Like Barlow, who came home to a winery in need of consolidation following a post-apartheid boom, in 2007, Riccardo Pasqua joined Pasqua Vigneti e Cantine, a large Veronese winery founded by his grandfather in 1925, at a turning point. “I arrived during a period of difficulty … our company had become just one of many Italian wineries with a good reputation, but without that sparkle that makes it stand out.” In 2009, Riccardo headed to New York to help Pasqua conquer the US market for the first time, and discovered his entrepreneurial genes. “It changed my life,” he recalls. “The most significant thing I brought back was the conviction that we should not be scared of dreaming big, which is a capacity we too often lack in Italy. For me, it was the first injection of that sparkle I’d been seeking, which led to Pasqua becoming what it is today.” In 2015, Riccardo was named Pasqua’s CEO and began developing a new series of wines, from its PassioneSentimento (a wonderfully fresh, modern expression of the traditional appassimento/dried-berry technique), to its cheekily named, multivintage-blend white soave, “Hey French You Could Have Made This But You Didn’t”, to its austere, eminently complex amarone “Mai Dire Mai” – a revolution in an era of overdone, opulent amarones. The wines conquered the traditional wine press, but also the rising class of social media wine influencers, which Pasqua has aggressively courted from Twitter to TikTok.

Today, Pasqua styles itself as the “House of Unconventional”, supporting the arts, and with poet Arch Hades of Instagram fame as a brand ambassador. What does this have to do with selling wine? Ask Aly Wente O’Neal, vice president of marketing and customer experience at Wente Vineyards, the California estate her ancestors founded in 1883. “I’ve been pushing us to think differently, much like in the world of spirits, where they’re showing a lifestyle, and how a brand can embody your personality, how you want to live,” she says. “We can’t only talk about the past. Our history is great and it gives authenticity to our brand, but I don’t know that it’s going to get a Gen Z to drink our wines.” Wente Vineyards’ online platform portrays an estate with a carpe diem attitude, dedicated to food and nature but also family and sustainability – values they live daily. In 2022, they were awarded the California Wine Institute’s Green Medal Leader Award for environmentally sound, socially equitable and economically viable practices.

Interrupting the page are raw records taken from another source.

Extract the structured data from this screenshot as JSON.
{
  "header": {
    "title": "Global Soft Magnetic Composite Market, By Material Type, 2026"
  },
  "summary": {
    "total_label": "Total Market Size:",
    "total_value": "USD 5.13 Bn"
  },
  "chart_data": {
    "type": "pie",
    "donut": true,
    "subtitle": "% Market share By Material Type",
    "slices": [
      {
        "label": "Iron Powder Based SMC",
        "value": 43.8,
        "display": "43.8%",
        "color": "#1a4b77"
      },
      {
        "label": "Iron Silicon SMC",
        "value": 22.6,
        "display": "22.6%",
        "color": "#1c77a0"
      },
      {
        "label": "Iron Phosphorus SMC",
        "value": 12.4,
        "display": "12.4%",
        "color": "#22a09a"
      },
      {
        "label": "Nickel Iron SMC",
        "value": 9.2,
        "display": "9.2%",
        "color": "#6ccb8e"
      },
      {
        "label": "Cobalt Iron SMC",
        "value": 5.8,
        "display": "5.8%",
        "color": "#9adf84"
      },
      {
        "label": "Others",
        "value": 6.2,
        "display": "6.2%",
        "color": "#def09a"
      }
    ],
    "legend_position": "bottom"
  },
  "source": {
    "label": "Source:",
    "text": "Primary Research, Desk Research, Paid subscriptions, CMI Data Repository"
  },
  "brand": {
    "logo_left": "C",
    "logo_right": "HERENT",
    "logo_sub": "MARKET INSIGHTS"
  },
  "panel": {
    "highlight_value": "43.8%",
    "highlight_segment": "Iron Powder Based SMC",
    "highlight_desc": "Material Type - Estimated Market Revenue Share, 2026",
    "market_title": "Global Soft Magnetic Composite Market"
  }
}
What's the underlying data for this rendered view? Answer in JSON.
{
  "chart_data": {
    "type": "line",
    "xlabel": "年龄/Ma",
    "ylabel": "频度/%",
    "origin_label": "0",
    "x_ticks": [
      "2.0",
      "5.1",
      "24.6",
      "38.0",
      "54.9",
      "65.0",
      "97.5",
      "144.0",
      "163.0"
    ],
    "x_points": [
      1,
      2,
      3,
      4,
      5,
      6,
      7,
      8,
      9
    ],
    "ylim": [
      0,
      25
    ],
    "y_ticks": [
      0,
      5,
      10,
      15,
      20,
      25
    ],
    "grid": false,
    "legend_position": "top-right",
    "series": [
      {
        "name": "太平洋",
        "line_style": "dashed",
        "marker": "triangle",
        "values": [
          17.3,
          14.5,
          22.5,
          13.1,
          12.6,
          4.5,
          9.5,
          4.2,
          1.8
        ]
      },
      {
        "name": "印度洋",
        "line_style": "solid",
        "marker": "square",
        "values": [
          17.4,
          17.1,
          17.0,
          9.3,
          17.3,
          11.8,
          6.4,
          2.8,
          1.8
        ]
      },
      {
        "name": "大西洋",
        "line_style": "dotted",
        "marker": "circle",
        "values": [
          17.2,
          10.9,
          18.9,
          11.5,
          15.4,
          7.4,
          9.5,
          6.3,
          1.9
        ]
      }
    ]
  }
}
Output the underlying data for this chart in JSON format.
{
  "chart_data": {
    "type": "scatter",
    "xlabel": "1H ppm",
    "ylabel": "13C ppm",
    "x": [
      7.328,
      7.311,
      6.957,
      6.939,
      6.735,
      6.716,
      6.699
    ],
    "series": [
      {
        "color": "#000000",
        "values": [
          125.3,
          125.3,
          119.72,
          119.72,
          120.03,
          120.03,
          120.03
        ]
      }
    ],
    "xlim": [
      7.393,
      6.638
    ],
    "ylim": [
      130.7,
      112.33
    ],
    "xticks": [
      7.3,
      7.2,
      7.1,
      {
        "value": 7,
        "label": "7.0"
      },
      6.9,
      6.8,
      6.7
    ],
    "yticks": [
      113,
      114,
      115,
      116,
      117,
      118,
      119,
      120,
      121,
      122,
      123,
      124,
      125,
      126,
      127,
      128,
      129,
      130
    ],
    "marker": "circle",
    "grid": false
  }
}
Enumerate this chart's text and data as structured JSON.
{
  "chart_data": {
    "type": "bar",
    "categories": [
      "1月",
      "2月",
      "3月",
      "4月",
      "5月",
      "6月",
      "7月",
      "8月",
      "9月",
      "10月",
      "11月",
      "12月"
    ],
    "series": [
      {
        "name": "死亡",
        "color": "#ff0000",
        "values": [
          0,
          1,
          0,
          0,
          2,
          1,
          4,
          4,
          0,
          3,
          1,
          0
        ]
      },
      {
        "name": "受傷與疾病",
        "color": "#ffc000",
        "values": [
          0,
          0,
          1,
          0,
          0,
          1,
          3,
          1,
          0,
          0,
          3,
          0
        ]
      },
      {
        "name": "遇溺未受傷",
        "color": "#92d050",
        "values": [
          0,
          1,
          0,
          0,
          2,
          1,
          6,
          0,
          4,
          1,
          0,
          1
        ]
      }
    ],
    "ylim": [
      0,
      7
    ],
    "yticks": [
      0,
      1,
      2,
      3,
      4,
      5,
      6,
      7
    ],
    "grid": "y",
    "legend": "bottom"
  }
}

Sustainability, climate change – these are challenges now shared by estates across the globe. Indeed, on many levels, the line between the Old World and New World of wine is now blurring. “Traditionally, New World signified big, fruity, high-alcohol wines, and Old World suggested more savoury, moderate alcohol, leaner wines, but that’s all been turned on its head,” says Murray Barlow. “Plenty of bordeaux exceeds 14 per cent alcohol today, while in places like Australia, there’s a move away from that very ripe, extracted style back to something far more elegant and subtle.”

In the Old World, such qualities are often attributed to terroir, a French concept, and yet today arguably the preeminent authority on terroir is an Argentinian – Dr Laura Catena, a Harvard-educated biologist and the fourth-generation head of Mendoza’s Bodega Catena Zapata. Laura founded the Catena Institute of Wine, which in 2021 published a study in Scientific Reports said to “irrefutably prove the existence of terroir” by comparing the phenolic composition of wines from 23 distinct parcels across Mendoza over three vintages. The wine world may be turning upside down, but today’s crop of winemakers hasn’t forgotten the primacy of soil.